RIEN QUE LA VÉRITÉ - Selon une très sérieuse étude, les enfants à qui les parents ont fréquemment menti au cours de l'enfance auraient tendance à être plus manipulateurs à l'âge adulte.
Mentir à ses enfants aurait des répercussions sur le mental et des conséquences notables sur leur comportement une fois adulte. C'est ce que révèle une étude réalisée par des chercheurs de l’Université nationale de Singapour en collaboration avec les universités de Toronto (Canada), de San Diego (États-Unis) et du Zhejiang (Chine), publiée récemment dans la revue The Journal of Experimental Child Psychology.
Le principe de cette étude est simple : interroger 379 jeunes adultes âgés de 21 ans en moyenne en les soumettant à quatre questionnaires avec des angles précis. Dans le premier, on leur a demandé d'indiquer la fréquence à laquelle ils estimaient que leurs parents leur avaient menti lorsqu’ils étaient enfants, avec des répliques du genre "si tu ne viens pas avec moi maintenant, je te laisserai ici tout seul" ou "Je n'ai pas pris mon portefeuille sur moi, nous reviendrons un autre jour". Dans un second, la fréquence à laquelle les participants mentent aujourd'hui à leurs parents. Avant les deux derniers questionnaires consacrés aux comportements prosociaux des sondés, soit leur propension à mentir et/ou à se comporter de façon égoïste et impulsive en société.

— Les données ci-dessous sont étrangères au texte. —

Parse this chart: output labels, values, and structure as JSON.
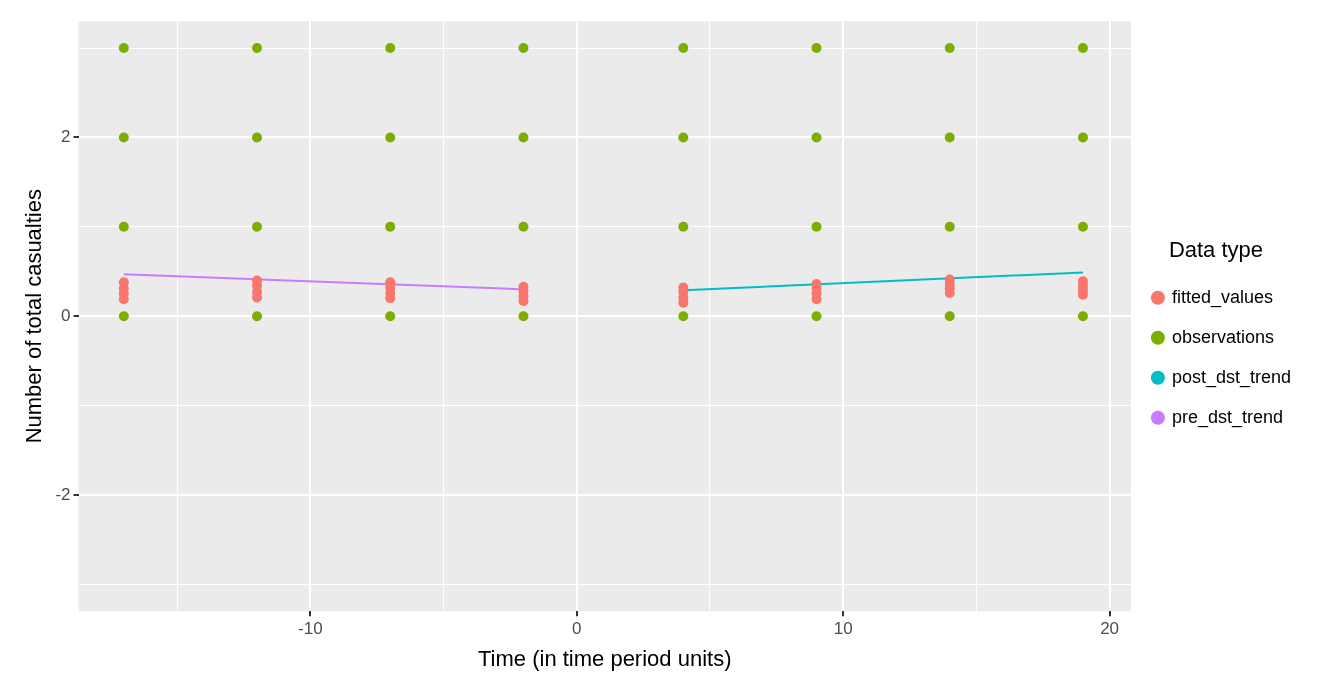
{
  "chart_data": {
    "type": "scatter",
    "xlabel": "Time (in time period units)",
    "ylabel": "Number of total casualties",
    "legend_title": "Data type",
    "legend": "right",
    "grid": true,
    "marker": "circle",
    "xlim": [
      -18.7,
      20.8
    ],
    "xticks": [
      {
        "value": -15,
        "label": null
      },
      -10,
      {
        "value": -5,
        "label": null
      },
      0,
      {
        "value": 5,
        "label": null
      },
      10,
      {
        "value": 15,
        "label": null
      },
      20
    ],
    "ylim": [
      -3.3,
      3.3
    ],
    "yticks": [
      {
        "value": -3,
        "label": null
      },
      -2,
      {
        "value": -1,
        "label": null
      },
      0,
      {
        "value": 1,
        "label": null
      },
      2,
      {
        "value": 3,
        "label": null
      }
    ],
    "series": [
      {
        "name": "fitted_values",
        "color": "#f8766d",
        "x": [
          -17,
          -17,
          -17,
          -17,
          -12,
          -12,
          -12,
          -12,
          -7,
          -7,
          -7,
          -7,
          -2,
          -2,
          -2,
          -2,
          4,
          4,
          4,
          4,
          9,
          9,
          9,
          9,
          14,
          14,
          14,
          14,
          19,
          19,
          19,
          19
        ],
        "values": [
          0.19,
          0.25,
          0.31,
          0.38,
          0.21,
          0.27,
          0.34,
          0.4,
          0.2,
          0.26,
          0.32,
          0.38,
          0.17,
          0.22,
          0.28,
          0.33,
          0.15,
          0.21,
          0.27,
          0.32,
          0.19,
          0.25,
          0.31,
          0.36,
          0.26,
          0.31,
          0.36,
          0.41,
          0.24,
          0.29,
          0.34,
          0.39
        ]
      },
      {
        "name": "observations",
        "color": "#7cae00",
        "x": [
          -17,
          -17,
          -17,
          -17,
          -12,
          -12,
          -12,
          -12,
          -7,
          -7,
          -7,
          -7,
          -2,
          -2,
          -2,
          -2,
          4,
          4,
          4,
          4,
          9,
          9,
          9,
          9,
          14,
          14,
          14,
          14,
          19,
          19,
          19,
          19
        ],
        "values": [
          0,
          1,
          2,
          3,
          0,
          1,
          2,
          3,
          0,
          1,
          2,
          3,
          0,
          1,
          2,
          3,
          0,
          1,
          2,
          3,
          0,
          1,
          2,
          3,
          0,
          1,
          2,
          3,
          0,
          1,
          2,
          3
        ]
      },
      {
        "name": "post_dst_trend",
        "color": "#00bfc4",
        "type": "line",
        "marker": "none",
        "x": [
          4,
          19
        ],
        "values": [
          0.29,
          0.49
        ]
      },
      {
        "name": "pre_dst_trend",
        "color": "#c77cff",
        "type": "line",
        "marker": "none",
        "x": [
          -17,
          -2
        ],
        "values": [
          0.47,
          0.3
        ]
      }
    ]
  }
}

En analysant les résultats, les chercheurs se sont rendus compte que les jeunes adultes dont les parents se sont comportés comme de fieffés menteurs pendant leur tendre enfance étaient largement plus susceptibles d'adopter socialement un comportement intrusif et manipulateur.
Quand le mensonge devient menace affective
Pour Peipei Setoh, professeure assistante à l'École des sciences sociales de l'université nationale de Singapour (NTU) et autrice principale de l'étude, ces résultats inspirent comme réflexion que les parents "devraient être conscients de ces implications potentielles et envisager des alternatives au mensonge". En d'autres termes, "parents, mentez moins, ou alors mentez différemment".
Peut-être aurait-il fallu demander aux parents incriminés des jeunes adultes, ceux qui ont menti par le passé, pourquoi ils ont fait montre de telles ruses à l'égard de leur progéniture. Reste que cette étude donne à mesurer l'ampleur des conséquences d'un mensonge chez un enfant, a fortiori quand il est angoissant comme le très fréquent "Si tu ne viens pas tout de suite, je te laisse seul au parc". Pour Dana Castro, psychologue clinicienne et auteure de "Petits silences, petits mensonges" (Albin Michel, 2012), répondant à la question du mensonge du parent pour le site MagicMaman : "Plus qu’un mensonge, il s’agit d’une menace, d’un chantage qui joue sur la peur. Or la peur n’est pas un bon outil éducatif. L’enfant va obéir parce qu’il a peur, non parce qu’il comprend l’enjeu."